Answer
$C=y^2e^{2x}+x^3$
Work Step by Step
We are given:
$$(2y^2e^{2x}+3x^2)dx+2ye^{2x}dy=0 (1)$$
Here,
$M(x,y)=\frac{\partial}{\partial y}(2y^2e^{2x}+3x^2)=4ye^{2x}$
$N(x,y)=\frac{\partial}{\partial x}(2ye^{2x})=4ye^{2x}$
$M_y=4ye^{2x}\;\;\;\;,\;\;\;\;N_x=4ye^{2x}$
$M_y=N_x$
$\Rightarrow$ (1) is exact differential equation
Therefore there exists a potential function $\phi$ such that
$\frac{\partial\phi}{\partial x}=2y^2e^{2x}+3x^2$ ___(2)

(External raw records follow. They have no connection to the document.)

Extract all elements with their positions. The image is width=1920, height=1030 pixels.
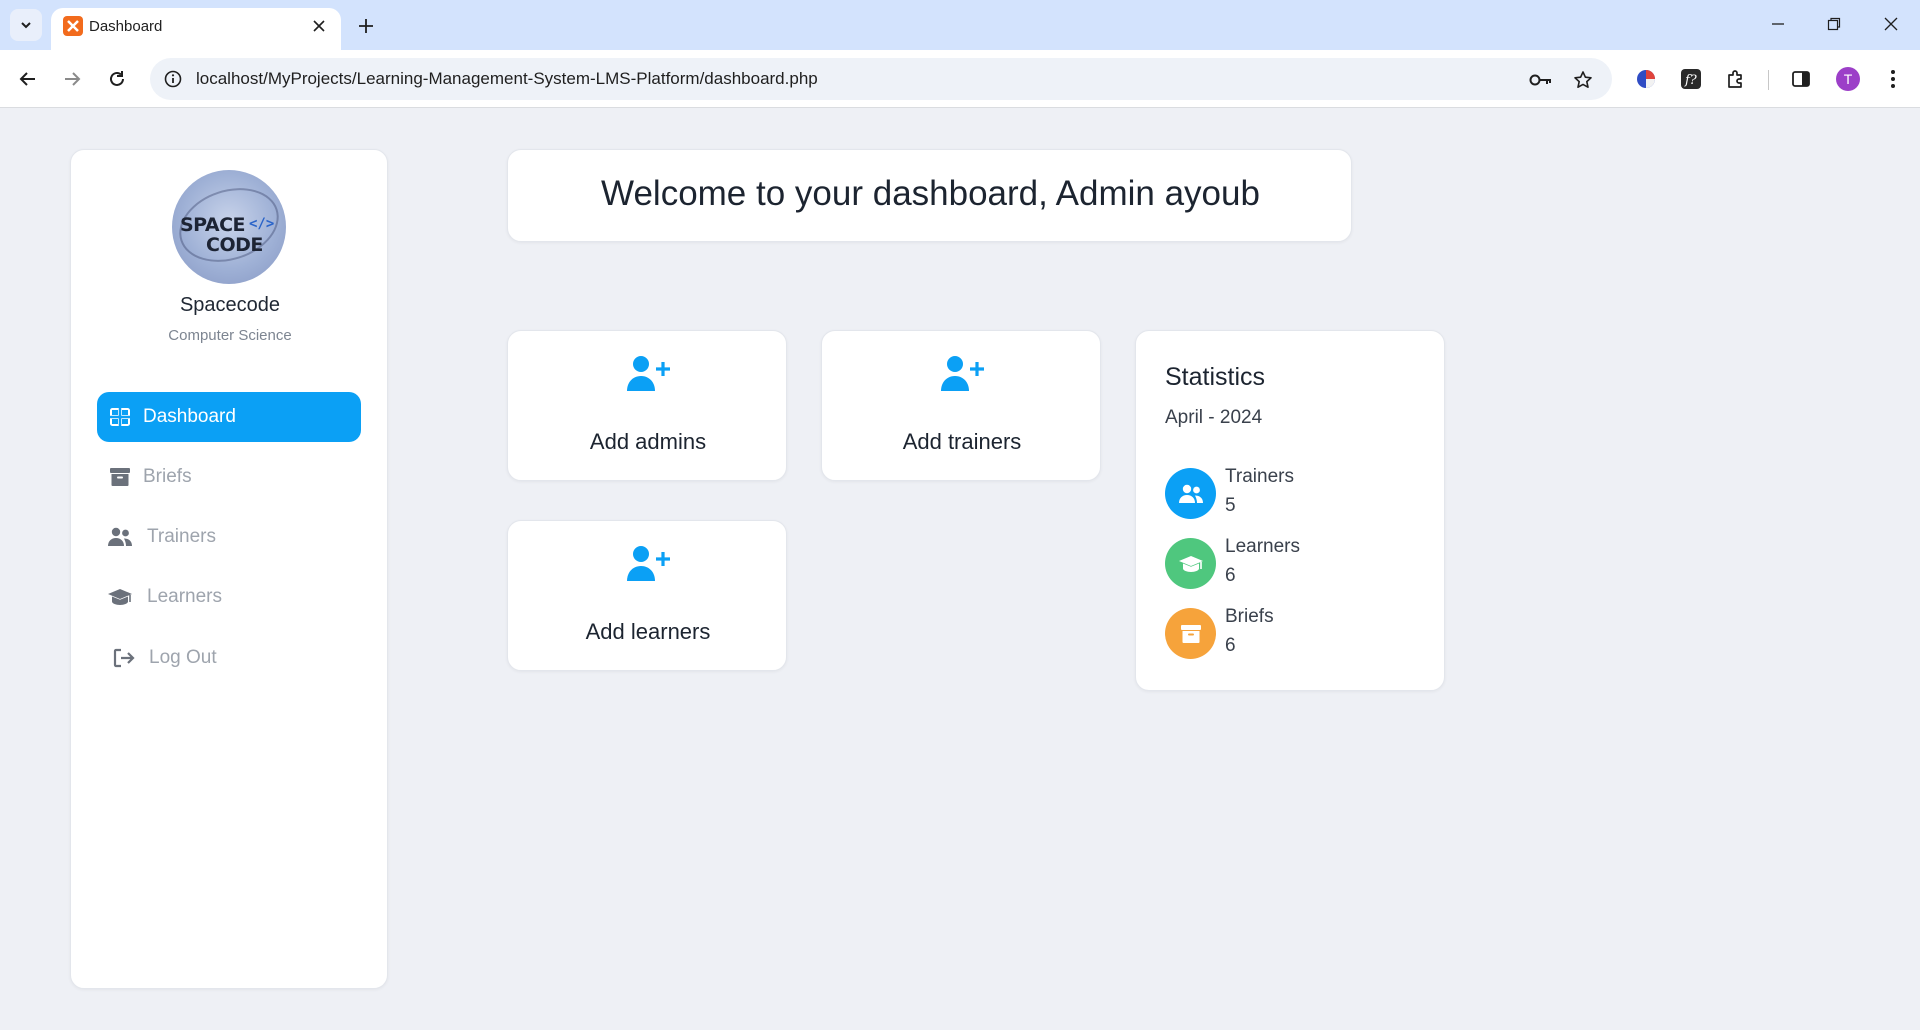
stat-label: Briefs — [1225, 606, 1274, 627]
user-plus-icon — [941, 356, 984, 391]
profile-initial: T — [1836, 67, 1860, 91]
org-name: Spacecode — [179, 294, 281, 316]
close-icon — [1884, 17, 1898, 31]
extension-color-icon[interactable] — [1632, 65, 1660, 93]
sidebar-item-learners[interactable]: Learners — [97, 572, 361, 622]
statistics-title: Statistics — [1165, 363, 1266, 391]
stat-row-briefs: Briefs 6 — [1165, 606, 1425, 662]
plus-icon — [359, 19, 373, 33]
extensions-puzzle-icon[interactable] — [1722, 65, 1750, 93]
card-label: Add trainers — [902, 429, 1022, 454]
restore-icon — [1827, 17, 1841, 31]
archive-box-icon — [107, 465, 133, 489]
sidebar-item-label: Trainers — [147, 526, 216, 547]
welcome-banner: Welcome to your dashboard, Admin ayoub — [507, 149, 1352, 242]
org-subtitle: Computer Science — [168, 327, 292, 344]
sidebar-item-briefs[interactable]: Briefs — [97, 452, 361, 502]
arrow-right-icon — [65, 72, 81, 86]
spacecode-logo: SPACE </> CODE — [172, 170, 286, 284]
minimize-icon — [1772, 23, 1784, 25]
password-key-icon[interactable] — [1528, 67, 1554, 93]
graduation-cap-icon — [1165, 538, 1216, 589]
add-admins-card[interactable]: Add admins — [507, 330, 787, 481]
user-plus-icon — [627, 356, 670, 391]
statistics-period: April - 2024 — [1165, 407, 1263, 428]
tab-search-button[interactable] — [10, 9, 42, 41]
sidebar-item-label: Dashboard — [143, 406, 236, 427]
forward-button[interactable] — [56, 63, 88, 95]
stat-label: Learners — [1225, 536, 1300, 557]
site-info-icon[interactable] — [162, 68, 184, 90]
url-text: localhost/MyProjects/Learning-Management… — [196, 69, 818, 88]
add-learners-card[interactable]: Add learners — [507, 520, 787, 671]
browser-tab-active[interactable]: Dashboard — [51, 8, 341, 50]
user-plus-icon — [627, 546, 670, 581]
side-panel-icon[interactable] — [1787, 65, 1815, 93]
stat-value: 6 — [1225, 565, 1236, 586]
statistics-card: Statistics April - 2024 Trainers 5 Learn… — [1135, 330, 1445, 691]
sidebar-item-trainers[interactable]: Trainers — [97, 512, 361, 562]
logo-text-code: CODE — [206, 234, 263, 256]
extension-font-icon[interactable]: f? — [1677, 65, 1705, 93]
profile-avatar[interactable]: T — [1834, 65, 1862, 93]
browser-tabstrip: Dashboard — [0, 0, 1920, 50]
users-icon — [107, 525, 133, 549]
browser-menu-icon[interactable] — [1879, 65, 1907, 93]
stat-row-trainers: Trainers 5 — [1165, 466, 1425, 522]
close-window-button[interactable] — [1871, 8, 1911, 40]
logo-code-mark: </> — [249, 216, 275, 232]
stat-value: 6 — [1225, 635, 1236, 656]
toolbar-divider — [1768, 70, 1769, 90]
logout-icon — [111, 646, 137, 670]
sidebar-item-logout[interactable]: Log Out — [97, 633, 361, 683]
card-label: Add admins — [589, 429, 707, 454]
minimize-button[interactable] — [1758, 8, 1798, 40]
users-icon — [1165, 468, 1216, 519]
archive-box-icon — [1165, 608, 1216, 659]
sidebar-item-label: Learners — [147, 586, 222, 607]
sidebar-item-label: Briefs — [143, 466, 192, 487]
new-tab-button[interactable] — [352, 12, 380, 40]
sidebar: SPACE </> CODE Spacecode Computer Scienc… — [70, 149, 388, 989]
card-label: Add learners — [585, 619, 711, 644]
sidebar-item-dashboard[interactable]: Dashboard — [97, 392, 361, 442]
arrow-left-icon — [19, 72, 35, 86]
stat-value: 5 — [1225, 495, 1236, 516]
tab-title: Dashboard — [89, 18, 163, 35]
browser-toolbar: localhost/MyProjects/Learning-Management… — [0, 50, 1920, 108]
tab-close-icon[interactable] — [307, 14, 331, 38]
sidebar-item-label: Log Out — [149, 647, 217, 668]
address-bar[interactable]: localhost/MyProjects/Learning-Management… — [150, 58, 1612, 100]
reload-button[interactable] — [101, 63, 133, 95]
restore-button[interactable] — [1814, 8, 1854, 40]
bookmark-star-icon[interactable] — [1570, 67, 1596, 93]
stat-label: Trainers — [1225, 466, 1294, 487]
back-button[interactable] — [12, 63, 44, 95]
svg-text:f?: f? — [1684, 73, 1698, 88]
stat-row-learners: Learners 6 — [1165, 536, 1425, 592]
add-trainers-card[interactable]: Add trainers — [821, 330, 1101, 481]
chevron-down-icon — [21, 22, 31, 29]
xampp-favicon-icon — [63, 16, 83, 36]
grid-icon — [107, 405, 133, 429]
logo-text-space: SPACE — [180, 214, 246, 236]
graduation-cap-icon — [107, 585, 133, 609]
reload-icon — [110, 71, 124, 86]
page-title: Welcome to your dashboard, Admin ayoub — [601, 174, 1260, 213]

Integrating (2) with respect to $x$ holding $y$ fixed
$\phi =y^2e^{2x}+x^3+f(y)$ ___(3)
Where $f(y)$ is arbitrary function of $y$
Hence we get:
$\frac{\partial\phi}{\partial y}=2y^2e^{2x}+f'(y)=2ye^{2x}$ (4)
We have
$f'(y)= \rightarrow f(y)=C$
$C$ is constant
The solution is:
$\phi(x,y)=y^2e^{2x}+x^3+C$
and $\phi(x,y)=0$
so:
$C=y^2e^{2x}+x^3$